Importance of Honey Bees
Forget about honey, pollen and royal jelly. Just think of a world without beans, tomatoes, onions and carrots. Not to mention the hundreds of other vegetables, oil-seeds and fruits that are dependent upon Honey bees for pollination. And the livestock that are dependent upon bee-pollinated forage plants, such as clover.
Bees are some of the hardest working creatures on the planet. No human activity could ever replace the work of Honey bees. We owe many thanks to this amazing yet often underappreciated insect. It is often not realized just how easy it is to help or hinder their effectiveness as crop pollinators nor how much is lost by their loss.
Types of Bees
There are around 25,000 different types of bee species worldwide. Around 4,000 are present in the U.S. This huge number is divided into over 4,000 genera of bees, which are then further subdivided into 09 families of of bees.
The Apidae family is perhaps the most well-known family, with familiar members such as the honeybee, carpenter bee, and bumblebee.

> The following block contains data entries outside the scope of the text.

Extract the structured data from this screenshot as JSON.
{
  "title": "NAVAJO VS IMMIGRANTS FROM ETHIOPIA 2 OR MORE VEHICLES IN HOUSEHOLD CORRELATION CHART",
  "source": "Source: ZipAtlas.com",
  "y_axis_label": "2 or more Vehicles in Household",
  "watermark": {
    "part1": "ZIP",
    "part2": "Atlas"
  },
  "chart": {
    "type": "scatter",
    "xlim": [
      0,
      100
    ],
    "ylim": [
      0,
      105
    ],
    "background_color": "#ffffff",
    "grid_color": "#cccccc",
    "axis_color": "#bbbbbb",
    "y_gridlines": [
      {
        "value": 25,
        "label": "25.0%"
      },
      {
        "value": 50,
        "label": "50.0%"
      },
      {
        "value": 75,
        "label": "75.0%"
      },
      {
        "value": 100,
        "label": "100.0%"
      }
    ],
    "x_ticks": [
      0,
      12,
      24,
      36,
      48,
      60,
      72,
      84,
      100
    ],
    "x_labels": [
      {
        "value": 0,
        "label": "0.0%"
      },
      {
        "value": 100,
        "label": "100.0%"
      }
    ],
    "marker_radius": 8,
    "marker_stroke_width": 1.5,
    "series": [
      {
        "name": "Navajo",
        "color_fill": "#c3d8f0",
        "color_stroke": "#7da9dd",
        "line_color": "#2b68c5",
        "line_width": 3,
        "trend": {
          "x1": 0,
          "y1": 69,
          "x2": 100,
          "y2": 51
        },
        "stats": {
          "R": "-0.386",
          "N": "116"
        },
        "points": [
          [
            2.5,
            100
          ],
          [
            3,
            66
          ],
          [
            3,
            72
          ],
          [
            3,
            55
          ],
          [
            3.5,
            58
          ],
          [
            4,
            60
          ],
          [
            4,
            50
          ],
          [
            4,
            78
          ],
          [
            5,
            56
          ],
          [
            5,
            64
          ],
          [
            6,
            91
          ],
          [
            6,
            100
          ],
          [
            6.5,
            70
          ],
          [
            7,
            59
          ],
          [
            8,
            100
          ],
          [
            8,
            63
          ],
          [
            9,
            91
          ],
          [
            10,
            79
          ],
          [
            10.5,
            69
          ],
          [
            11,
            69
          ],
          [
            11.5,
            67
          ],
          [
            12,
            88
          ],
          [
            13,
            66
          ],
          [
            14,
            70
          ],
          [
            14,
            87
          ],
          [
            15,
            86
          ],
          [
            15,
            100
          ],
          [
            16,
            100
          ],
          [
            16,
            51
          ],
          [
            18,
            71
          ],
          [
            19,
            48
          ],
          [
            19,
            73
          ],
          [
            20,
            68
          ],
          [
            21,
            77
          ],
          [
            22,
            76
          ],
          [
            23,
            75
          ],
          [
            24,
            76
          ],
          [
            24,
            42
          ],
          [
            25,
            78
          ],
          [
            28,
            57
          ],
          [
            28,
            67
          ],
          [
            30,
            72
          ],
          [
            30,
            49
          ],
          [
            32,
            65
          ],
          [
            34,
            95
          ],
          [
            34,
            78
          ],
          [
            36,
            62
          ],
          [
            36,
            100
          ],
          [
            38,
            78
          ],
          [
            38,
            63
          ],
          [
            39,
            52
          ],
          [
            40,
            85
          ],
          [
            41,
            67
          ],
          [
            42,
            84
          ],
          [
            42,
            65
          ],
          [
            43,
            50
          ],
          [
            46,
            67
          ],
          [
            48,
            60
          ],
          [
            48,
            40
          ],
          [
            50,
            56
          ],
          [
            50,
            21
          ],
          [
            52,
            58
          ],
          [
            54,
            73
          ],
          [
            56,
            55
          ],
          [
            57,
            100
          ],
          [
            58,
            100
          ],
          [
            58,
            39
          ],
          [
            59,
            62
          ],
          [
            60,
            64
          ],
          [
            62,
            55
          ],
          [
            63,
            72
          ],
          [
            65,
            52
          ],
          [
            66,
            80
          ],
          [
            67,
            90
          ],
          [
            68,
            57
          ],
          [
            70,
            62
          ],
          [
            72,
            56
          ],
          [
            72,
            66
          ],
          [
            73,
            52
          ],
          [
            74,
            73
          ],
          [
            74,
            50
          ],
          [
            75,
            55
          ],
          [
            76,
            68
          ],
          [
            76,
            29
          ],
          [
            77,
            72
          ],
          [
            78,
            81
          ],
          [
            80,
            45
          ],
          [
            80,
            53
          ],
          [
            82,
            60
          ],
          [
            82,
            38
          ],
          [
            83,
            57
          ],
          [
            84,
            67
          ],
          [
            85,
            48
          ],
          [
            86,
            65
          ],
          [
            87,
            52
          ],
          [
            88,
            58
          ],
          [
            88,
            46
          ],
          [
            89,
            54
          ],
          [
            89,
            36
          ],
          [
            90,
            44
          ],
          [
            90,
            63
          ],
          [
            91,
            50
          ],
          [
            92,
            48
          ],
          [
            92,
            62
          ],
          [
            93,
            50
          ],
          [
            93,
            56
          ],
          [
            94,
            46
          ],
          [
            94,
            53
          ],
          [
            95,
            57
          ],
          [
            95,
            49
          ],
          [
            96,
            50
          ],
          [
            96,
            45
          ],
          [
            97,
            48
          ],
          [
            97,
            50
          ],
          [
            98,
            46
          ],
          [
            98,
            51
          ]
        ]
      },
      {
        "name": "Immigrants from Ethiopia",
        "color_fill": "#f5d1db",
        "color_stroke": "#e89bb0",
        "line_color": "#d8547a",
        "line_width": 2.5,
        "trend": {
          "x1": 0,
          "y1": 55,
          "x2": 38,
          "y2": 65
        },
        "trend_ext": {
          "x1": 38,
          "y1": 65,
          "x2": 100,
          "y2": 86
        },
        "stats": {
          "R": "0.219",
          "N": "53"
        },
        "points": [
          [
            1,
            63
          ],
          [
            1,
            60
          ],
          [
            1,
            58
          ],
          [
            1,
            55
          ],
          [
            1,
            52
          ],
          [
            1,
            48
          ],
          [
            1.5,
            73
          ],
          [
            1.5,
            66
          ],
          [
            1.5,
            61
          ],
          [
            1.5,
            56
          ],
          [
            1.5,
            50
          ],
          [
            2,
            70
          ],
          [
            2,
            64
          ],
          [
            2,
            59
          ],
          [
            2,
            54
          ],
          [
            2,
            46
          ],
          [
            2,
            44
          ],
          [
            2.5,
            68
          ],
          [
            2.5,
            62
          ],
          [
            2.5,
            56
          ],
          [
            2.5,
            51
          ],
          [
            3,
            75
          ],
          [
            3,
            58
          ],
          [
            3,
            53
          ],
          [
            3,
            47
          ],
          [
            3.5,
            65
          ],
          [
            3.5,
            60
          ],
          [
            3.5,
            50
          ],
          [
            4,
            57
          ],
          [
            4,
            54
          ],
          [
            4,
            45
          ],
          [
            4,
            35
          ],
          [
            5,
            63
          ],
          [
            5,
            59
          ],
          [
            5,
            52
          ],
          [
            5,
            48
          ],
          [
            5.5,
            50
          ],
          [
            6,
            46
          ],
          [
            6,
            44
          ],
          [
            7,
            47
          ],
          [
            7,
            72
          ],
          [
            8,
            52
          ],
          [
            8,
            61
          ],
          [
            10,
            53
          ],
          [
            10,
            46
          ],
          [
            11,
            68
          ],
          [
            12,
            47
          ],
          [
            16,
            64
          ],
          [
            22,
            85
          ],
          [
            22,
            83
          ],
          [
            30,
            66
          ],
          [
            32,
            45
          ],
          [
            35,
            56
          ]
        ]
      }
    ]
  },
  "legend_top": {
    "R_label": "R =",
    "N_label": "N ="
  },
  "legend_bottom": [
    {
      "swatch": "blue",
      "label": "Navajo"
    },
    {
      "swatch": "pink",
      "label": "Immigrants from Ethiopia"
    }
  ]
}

Honey Bees and the Economy
In 2008, the British Bee Keepers Association estimates that bees make a significant contribution to the £165 million annually generated for the UK economy through pollination by insects, with the figure put at £200 million in 2009 by the UK’s Public Accounts Committee.
Many flowering and food crops in the UK rely on honey bees for this service, for example: apples, pears, field beans, runner and dwarf beans, broad beans, strawberries, blueberries, raspberries, blackberries and oil seed rape, with 39 commercial crops reliant on bees in total.
Even if a crop is not directly pollinated by a honey bee, the crop still benefits indirectly from being in an environment in which honey bees are working, due to the increased biodiversity in the area which stimulates the crop.
Bees Important to Crops
One out of every three bites of food we eat is a result of pollinators like honey bees. And crops like blueberries and cherries are 90 per cent dependent on pollination. Honey bees are so important that farmers often have bee hives transported and then placed on their farm to provide pollination for their crops.
Things we learn from bees
- Bees are pollinators vital to our food chain. One third of the food we eat would not be available but for bees.
- Bees, like other insects, are part of a food chain.
- The social life of the honey bee colony provides a controversial start to thinking about the structure of societies.
- The tools that have evolved on the limbs and mouth-parts of bees are neat examples of adaptation and engineering.
- The harvest from honey bees of honey, pollen, wax and propolis has nutritional, craft, manufacturing, and medical applications.
- Pollination by bees is important for genetic sustainability. Genes that have evolved in other animals are important to our future.
Survival of Bees
Bees are in danger of disappearing from our environment. Farming practices continue to disturb natural habitats. The honey bee is under attack from the varroa mite and it is only the treatment and care provided by beekeepers that is keeping colonies alive.
It’s a coexistence that needs to be protected. Honey bees need healthy crops and healthy crops need honey bees. In fact, the involvement of honey bees in the growth of crops is essential for farmers to maintain their livelihood. It’s also necessary for people to keep enjoying the foods they love. That’s why it’s so important to keep their hives healthy and why farmers are so invested in their thriving presence across the country.